# Angora goat purchase Fiber Question



## Jerry Fletcher (Apr 10, 2014)

We have the opportunity to buy a yearling white angora doe or a 2014 colored wether. We know that the doe's fiber wil stay finer than a buck's. does a wether fleece stay finer because he is neutered or wil be get buck coarse?
Thanks
Jerry
Run'n Amok Acres


----------



## raccoon breath (Aug 5, 2010)

Wethers don't coarsen up like bucks do, but feel him and see what he was born with. Just because he's a wether doesn't mean he's great so you'll have to feel. Same with the doe. Something else..when talking about the more common kind of angora goat (face curls), the whites are often finer than the colors..but feel.

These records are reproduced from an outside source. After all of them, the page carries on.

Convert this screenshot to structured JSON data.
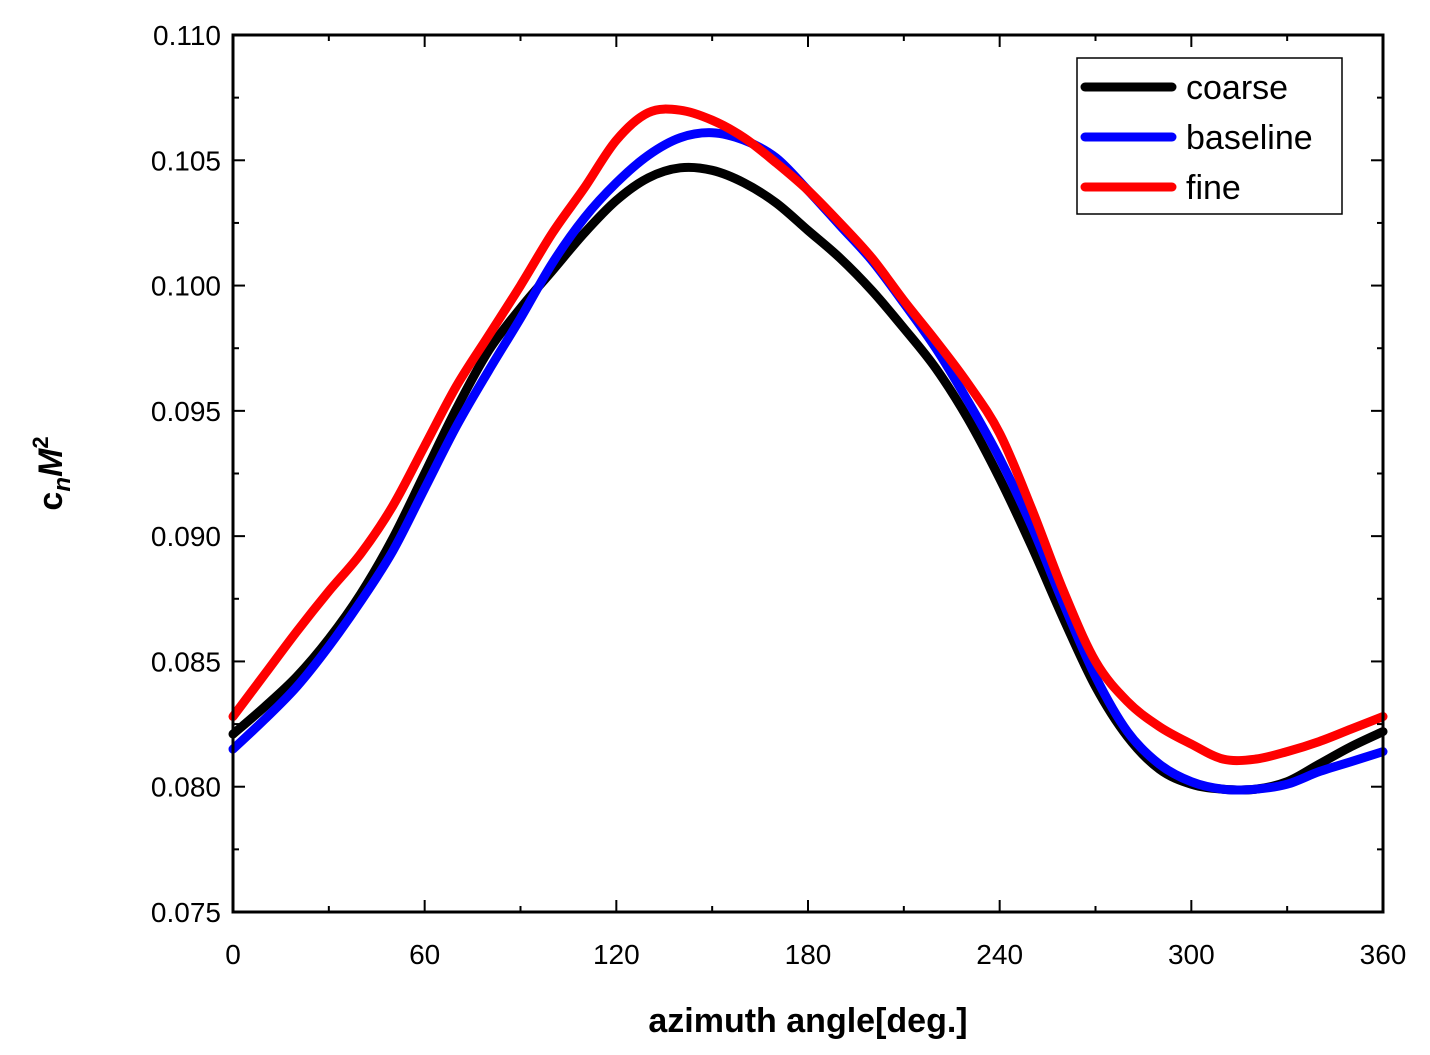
{
  "chart_data": {
    "type": "line",
    "title": "",
    "xlabel": "azimuth angle[deg.]",
    "ylabel": {
      "base": "c",
      "sub": "n",
      "mid": "M",
      "sup": "2"
    },
    "xlim": [
      0,
      360
    ],
    "ylim": [
      0.075,
      0.11
    ],
    "xticks": [
      0,
      60,
      120,
      180,
      240,
      300,
      360
    ],
    "yticks": [
      0.075,
      0.08,
      0.085,
      0.09,
      0.095,
      0.1,
      0.105,
      0.11
    ],
    "xtick_labels": [
      "0",
      "60",
      "120",
      "180",
      "240",
      "300",
      "360"
    ],
    "ytick_labels": [
      "0.075",
      "0.080",
      "0.085",
      "0.090",
      "0.095",
      "0.100",
      "0.105",
      "0.110"
    ],
    "grid": false,
    "legend_position": "top-right",
    "series": [
      {
        "name": "coarse",
        "color": "#000000",
        "x": [
          0,
          10,
          20,
          30,
          40,
          50,
          60,
          70,
          80,
          90,
          100,
          110,
          120,
          130,
          140,
          150,
          160,
          170,
          180,
          190,
          200,
          210,
          220,
          230,
          240,
          250,
          260,
          270,
          280,
          290,
          300,
          310,
          320,
          330,
          340,
          350,
          360
        ],
        "values": [
          0.0821,
          0.0832,
          0.0844,
          0.0859,
          0.0877,
          0.0899,
          0.0925,
          0.0951,
          0.0974,
          0.0991,
          0.1006,
          0.1021,
          0.1034,
          0.1043,
          0.1047,
          0.1046,
          0.1041,
          0.1033,
          0.1022,
          0.1011,
          0.0998,
          0.0983,
          0.0967,
          0.0947,
          0.0923,
          0.0896,
          0.0867,
          0.084,
          0.082,
          0.0807,
          0.0801,
          0.0799,
          0.0799,
          0.0802,
          0.0809,
          0.0816,
          0.0822
        ]
      },
      {
        "name": "baseline",
        "color": "#0000ff",
        "x": [
          0,
          10,
          20,
          30,
          40,
          50,
          60,
          70,
          80,
          90,
          100,
          110,
          120,
          130,
          140,
          150,
          160,
          170,
          180,
          190,
          200,
          210,
          220,
          230,
          240,
          250,
          260,
          270,
          280,
          290,
          300,
          310,
          320,
          330,
          340,
          350,
          360
        ],
        "values": [
          0.0815,
          0.0827,
          0.084,
          0.0856,
          0.0874,
          0.0894,
          0.0919,
          0.0944,
          0.0966,
          0.0987,
          0.1009,
          0.1027,
          0.1041,
          0.1052,
          0.1059,
          0.1061,
          0.1058,
          0.1051,
          0.1038,
          0.1024,
          0.101,
          0.0993,
          0.0975,
          0.0954,
          0.0931,
          0.0904,
          0.0873,
          0.0844,
          0.0822,
          0.0809,
          0.0802,
          0.0799,
          0.0799,
          0.0801,
          0.0806,
          0.081,
          0.0814
        ]
      },
      {
        "name": "fine",
        "color": "#ff0000",
        "x": [
          0,
          10,
          20,
          30,
          40,
          50,
          60,
          70,
          80,
          90,
          100,
          110,
          120,
          130,
          140,
          150,
          160,
          170,
          180,
          190,
          200,
          210,
          220,
          230,
          240,
          250,
          260,
          270,
          280,
          290,
          300,
          310,
          320,
          330,
          340,
          350,
          360
        ],
        "values": [
          0.0828,
          0.0845,
          0.0862,
          0.0878,
          0.0893,
          0.0912,
          0.0936,
          0.096,
          0.098,
          0.1,
          0.1021,
          0.1039,
          0.1058,
          0.1069,
          0.107,
          0.1066,
          0.1059,
          0.1049,
          0.1038,
          0.1025,
          0.1011,
          0.0994,
          0.0978,
          0.0961,
          0.0941,
          0.0911,
          0.0878,
          0.085,
          0.0834,
          0.0824,
          0.0817,
          0.0811,
          0.0811,
          0.0814,
          0.0818,
          0.0823,
          0.0828
        ]
      }
    ]
  }
}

So yes...wethering will keep a male finer than keeping him a buck.


----------



## raccoon breath (Aug 5, 2010)

Wait, we're only in April for the 2014 so he might be very young, to young to tell anything. If it were me, I'd grab both.


----------



## Kasota (Nov 25, 2013)

RB, you are such an enabler. :cute:


----------



## raccoon breath (Aug 5, 2010)

Ha ha ha!! Goats need friends. I wonder what other fiber animals are for sale where Jerry lives? lol


----------



## Kasota (Nov 25, 2013)

Oh! This could be fun! Lets find fiber-critters for Jerry. :happy:


----------



## Jerry Fletcher (Apr 10, 2014)

I have Icelandic sheep, "Oh Boy!" a white ewe with a white ewe lamb "Oh My!" and a ram lamb "Oh Wow!" with a large moorit cape, "Annie" a badgerface ewe with a gray ewe lamb "April Snow", "Bonnie" a black and white spotted with a black and white spotted set of twins a ewe "geisha" and a ram "Bandit", and bottle baby Was Latte' shortened to "Lala" a moorit badger face ewe lamb.
My partner likes to spin so she would like a Angora goat..so we are looking......


----------



## Marchwind (May 10, 2002)

Awwwww! Jerry can you post these pictures in the babies thread too, please? They are precious lambs. Good hardy Minnesota lambs.


----------



## Jerry Fletcher (Apr 10, 2014)

Marchwind sure...ah where is the baby thread?
Jerry


----------



## DragonFlyFarm (Oct 12, 2012)

Two goats....you want AT LEAST two.......just sayin 
Love your sheep!


----------



## Pearl B (Sep 27, 2008)

Hi Jerry,

Your animals are adorable!

I think she means this thread.
http://www.homesteadingtoday.com/fiber-arts/508558-baby-animals-fiber-arts-7.html#post7049451


----------



## 7thswan (Nov 18, 2008)

I think Jerry needs some Angora Bunnys.


----------



## Kasota (Nov 25, 2013)

Oh, yes!! Jerry and his partner NEED angora bunnies! Jerry, tell your partner to come join in the fun. We'd love to meet her, too!


----------



## Jerry Fletcher (Apr 10, 2014)

Carolyn raised French Angora rabbits for years. Out of rabbits at the moment...but we have a friend who raises them! and has every color imaginable. So yes we have thought of bunnies too.......then we think well.......do we want the rabbit, goat or do we just want a bag of wool/mohair and call it good....but we are like two oldster 4-Hers. We have a pair yes a pair of mini horses..both under 29 inches tall! .Masters and Daisy yes Daisy is bred for next year, , a Ameraucana flock we developed..perfect blue egg..and most of them have blue plumage--solid, mixed with gray, silver or gold.The blues all came from Flash2 Look at him! Blue, gold, blue laced red undercarriage...black stipling oin his hackle feathers and yes he was a purebred Ameraucana!


----------